Não é necessário ser um ás nas coisas da economia para
compreender que uma economia global aberta não pode gerar países excedentários
e deficitários em permanência, sob pena do equilíbrio dessa economia global
estar ameaçado. A prudência manda que a rotatividade entre os excedentários e
os deficitários aconteça e essa é a esperança implícita no comportamento das
taxas de câmbio em regime de câmbios flexíveis. Os excedentes ditariam comportamentos
de apreciação das taxas de câmbio de modo a permitir que os deficitários possam
inverter a sua posição.
Ora, nos tempos mais recentes, parece que as economias
viraram todas mercantilistas, pretendendo à custa dos seus parceiros comerciais
reproduzir os seus excedentes comerciais externos e transformá-los em
realidades permanentes. É verdade que os princípios do mercantilismo sempre
encontraram no cidadão comum uma grande audiência, pois a aquisição de
excedentes comerciais externos permanentes é uma prova de força das economias e
isso agrada sempre a um cidadão tocado pelo nacionalismo.
O meu propósito é modesto e pretende tão só demonstrar
que, nos tempos presentes, há razões objetivas para que a procura de excedentes
permanentes se transforme em necessidade mórbida. A razão parece-me simples. A
ilusão entre as economias mais avançadas da economia global, com relevo particular
para a Europa, de que a política monetária é suficiente para superar as limitações
determinadas pela estagnação económica está a ter um preço demasiado alto. E
esse preço corresponde a uma estagnação das procuras internas para além do que
seria desejável, social e economicamente falando. Para além disso, as políticas
de austeridade determinaram um agravamento dessas condições de estagnação da
procura interna e os mercados internos, dos mais amplos aos mais raquíticos,
foram amputados de montantes significativos de poder de compra neles aplicáveis.
Como é óbvio, a estagnação ou crescimento anémico de alguns desses mercados
globais são como é óbvio, numa economia de interdependência global, são fatores
de dificuldade de escoamento das exportações. A política em curso atrofia globalmente
a economia global, mesmo que admitamos que a consolidação do digital está a
transformar o significado e amplitude dos mercados externos. Além disso, em
ambiente de armadilha da liquidez, a situação inversa à de excedentes comerciais,
a de défices externos, ditaria normalmente o afluxo de capitais às economias externamente
deficitárias. Ora, com a poupança desejada a exceder já o investimento realizável,
também esse mecanismo de compensação corre o risco de não funcionar.

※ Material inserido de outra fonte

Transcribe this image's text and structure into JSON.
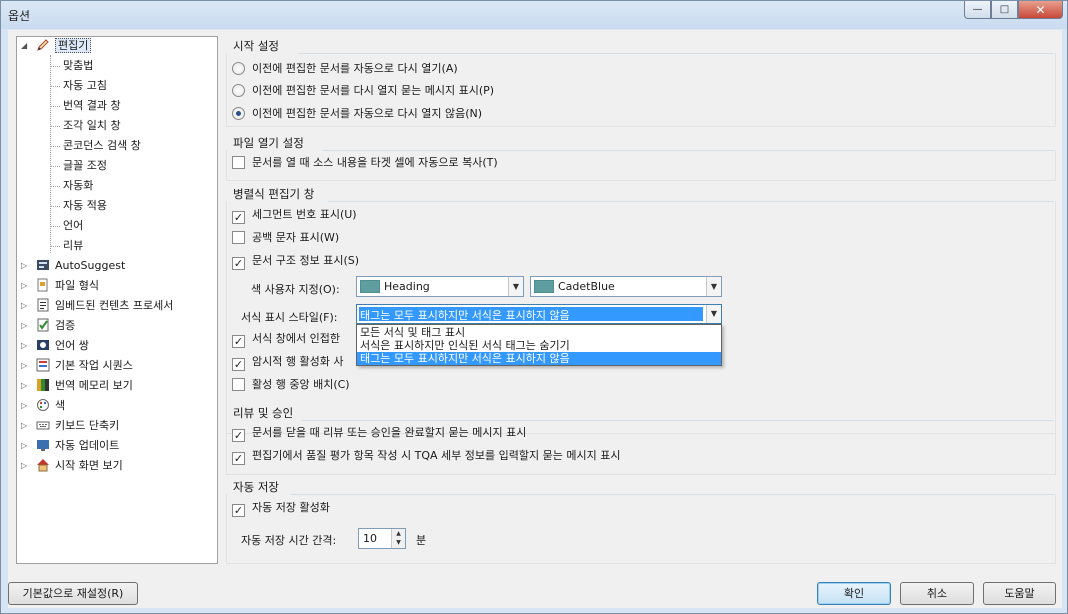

Em resumo, a viciada gestão macroeconómica global que está
a ser imposta leva as economias a uma busca desesperada pelos excedentes comerciais,
procurando na procura externa a saída, mas o mercado externo global não é mais
do que uma soma de mercados internos abertos. O jogo que daqui resulta é perigoso
porque não é seguramente um jogo de win-win.
Já não é preciso dizer que o último exemplo histórico de procura
de excedentes comerciais matizada com critérios de geografia da guerra foram os
nazis alemães que o praticaram, tal como o patrono deste blogue, Alfred O. Hirschman,
o demonstrou numa obra hoje já esquecida.